Alstom Transport Australia Pty Ltd
[2023] FWCA 1163
•24 APRIL 2023
| [2023] FWCA 1163 |
| FAIR WORK COMMISSION |
| DECISION |
Fair Work Act 2009
s.185—Enterprise agreement
Alstom Transport Australia Pty Ltd
(AG2023/933)
ALSTOM TRANSPORT BALLARAT ENTERPRISE AGREEMENT 2022
| Rail industry | |
| DEPUTY PRESIDENT BELL | MELBOURNE, 24 APRIL 2023 |
Application for approval of the Alstom Transport Ballarat Enterprise Agreement 2022.
An application has been made for approval of an enterprise agreement known as the Alstom Transport Ballarat Enterprise Agreement 2022 (the Agreement). The application was made pursuant to s.185 of the Fair Work Act 2009 (the Act) by the employer, Alstom Transport Australia Pty Ltd. The Agreement is a single enterprise agreement.
Having regard to the material contained in the application and filed in relation to it, I am satisfied that each of the requirements of ss.186, 187 and 188 as are relevant to this application for approval have been met. The Agreement does not cover all of the employees of the employer. However, taking into account the factors in sections 186(3) and (3A), I am satisfied that the group of employees was fairly chosen.
The Agreement incorporates terms of various awards, including the Manufacturing and Associated Industries and Occupations Award 2020 (Manufacturing Award). Notwithstanding the incorporation of terms of the Manufacturing Award, the employer’s ‘Form F17’ declaration did not list the Manufacturing Award as a reference award for the purpose of assessing whether the Agreement passes the ‘better off overall test’: s.186(2)(b) and s.193. Relevantly, the Rail Industry Award 2020 (Rail Industry Award) was listed.
Upon inquiries, I raised concerns as to whether the correct award had been incorporated into the Agreement and what explanation had been given to employees, such that the Agreement had been ‘genuinely agreed’ to by the employees: s. 180(5) and s.188(1)(a)(i). In response to those inquiries, two matters became apparent. The first was that, for whatever reason, employees were not specifically informed about the Rail Industry Award as a BOOT reference instrument or otherwise. Second, the Manufacturing Award was specifically intended to be incorporated into the Agreement and employees were aware of that fact. It might commonly be the case that the provision, or explanation, of a reference instrument award may not be necessary to satisfy the ‘genuine agreement’ requirements[1] but the circumstances of the particular case at hand must be considered. In the present case, the Agreement is a ‘roll over’ agreement for a small, well-represented workforce. The explanations provided of the Agreement were clear.

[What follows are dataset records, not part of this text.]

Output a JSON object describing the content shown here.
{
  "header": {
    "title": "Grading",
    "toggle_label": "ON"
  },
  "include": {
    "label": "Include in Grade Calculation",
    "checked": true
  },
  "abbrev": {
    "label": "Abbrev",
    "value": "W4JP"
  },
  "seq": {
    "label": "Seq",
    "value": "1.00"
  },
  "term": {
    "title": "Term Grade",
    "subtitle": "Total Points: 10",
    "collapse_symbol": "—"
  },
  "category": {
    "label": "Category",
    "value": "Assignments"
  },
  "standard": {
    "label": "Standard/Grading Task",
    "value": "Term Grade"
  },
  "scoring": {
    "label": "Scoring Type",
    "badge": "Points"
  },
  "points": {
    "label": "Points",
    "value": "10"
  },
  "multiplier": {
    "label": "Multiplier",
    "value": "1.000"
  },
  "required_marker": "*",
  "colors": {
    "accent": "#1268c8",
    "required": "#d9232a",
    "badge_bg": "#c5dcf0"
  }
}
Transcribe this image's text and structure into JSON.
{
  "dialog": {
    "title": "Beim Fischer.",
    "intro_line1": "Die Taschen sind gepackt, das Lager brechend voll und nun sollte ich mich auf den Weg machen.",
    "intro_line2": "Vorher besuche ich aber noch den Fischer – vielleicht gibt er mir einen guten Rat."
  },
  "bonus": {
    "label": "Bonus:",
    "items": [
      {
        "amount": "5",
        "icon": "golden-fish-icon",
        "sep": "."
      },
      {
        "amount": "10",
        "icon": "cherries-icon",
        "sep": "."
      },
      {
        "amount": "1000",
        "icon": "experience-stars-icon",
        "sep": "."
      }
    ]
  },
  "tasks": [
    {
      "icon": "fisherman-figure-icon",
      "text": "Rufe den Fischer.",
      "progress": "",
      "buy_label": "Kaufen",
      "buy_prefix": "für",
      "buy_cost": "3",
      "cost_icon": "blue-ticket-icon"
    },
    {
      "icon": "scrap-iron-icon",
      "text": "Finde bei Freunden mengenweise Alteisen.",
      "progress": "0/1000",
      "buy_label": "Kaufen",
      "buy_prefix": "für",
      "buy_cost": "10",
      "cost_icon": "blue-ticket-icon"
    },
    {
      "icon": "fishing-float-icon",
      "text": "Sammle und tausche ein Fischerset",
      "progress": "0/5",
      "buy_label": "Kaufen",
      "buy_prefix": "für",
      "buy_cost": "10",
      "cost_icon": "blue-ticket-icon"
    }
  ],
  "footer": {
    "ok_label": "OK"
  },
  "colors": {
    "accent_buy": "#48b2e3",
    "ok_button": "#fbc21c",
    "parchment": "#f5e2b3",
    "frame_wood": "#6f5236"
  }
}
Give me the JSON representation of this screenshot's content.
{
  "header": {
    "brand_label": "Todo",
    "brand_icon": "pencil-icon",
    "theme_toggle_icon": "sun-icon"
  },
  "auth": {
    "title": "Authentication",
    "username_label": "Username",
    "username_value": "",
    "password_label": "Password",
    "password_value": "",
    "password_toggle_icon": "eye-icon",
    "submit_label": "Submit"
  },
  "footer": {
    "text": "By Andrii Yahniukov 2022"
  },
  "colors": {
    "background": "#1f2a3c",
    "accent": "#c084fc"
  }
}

Ordinarily, I would not consider the absence of a specific reference to, or explanation of, the Rail Industry Award would cause concern in the circumstances before me, save for one factor. Historically, the relevant employees were covered by the Manufacturing Award. In May 2022, the employer received accreditation as a "rail infrastructure manager" in respect of its Ballarat site, with the result that the relevant employees were covered by the Rail Industry Award. The recent change to the award forming the basis of BOOT calculations, given the historical position, is a matter I consider was a matter that it was reasonable for the employer to explain as a pre-approval requirement under s.180(5)(a).
Nevertheless, in the circumstances, I am satisfied that this constitutes a minor procedural or technical error for the purposes of s.188(2)(a). I am satisfied the error was minor because, on any basis in the circumstances, the Agreement (very) comfortably passed the BOOT – and more readily when compared to the Rail Industry Award - and there was no information given to me that the absence of information about the change from the Manufacturing Award to the Rail Industry Award presented a concern. Further, I am satisfied that the employees covered by the agreement were not likely to have been disadvantaged by the error. As a result, I am satisfied that the Agreement has been genuinely agreed within the meaning of s.188(2) of the Act. As the Agreement was intended to incorporate terms of the Manufacturing Award, there is no ‘genuine agreement’ question arises about that issue.
The “Automotive, Food, Metals, Engineering, Printing and Kindred Industries Union” known as the Australian Manufacturing Workers’ Union (AMWU), Australian Rail, Tram and Bus Industry Union and Communications (ARTBIU) and Electrical, Electronic, Energy, Information, Postal, Plumbing and Allied Services Union of Australia (CEPU), being bargaining representatives for the Agreement, have given notice under s.183 of the Act that they want the Agreement to cover them. In accordance with s.201(2) I note that the Agreement covers the organisations.
The Agreement was approved on 24 April 2023 and, in accordance with s.54 of the Act, will operate from 1 May 2023. The nominal expiry date of the Agreement is 26 September 2026.
DEPUTY PRESIDENT
[1] See CFMMEU v Ditchfield Mining Services Pty Ltd[2019] FWCFB 4022 at [71], and CFMMEU v Karijini Rail Pty Ltd[2020] FWCFB 958 referring to same.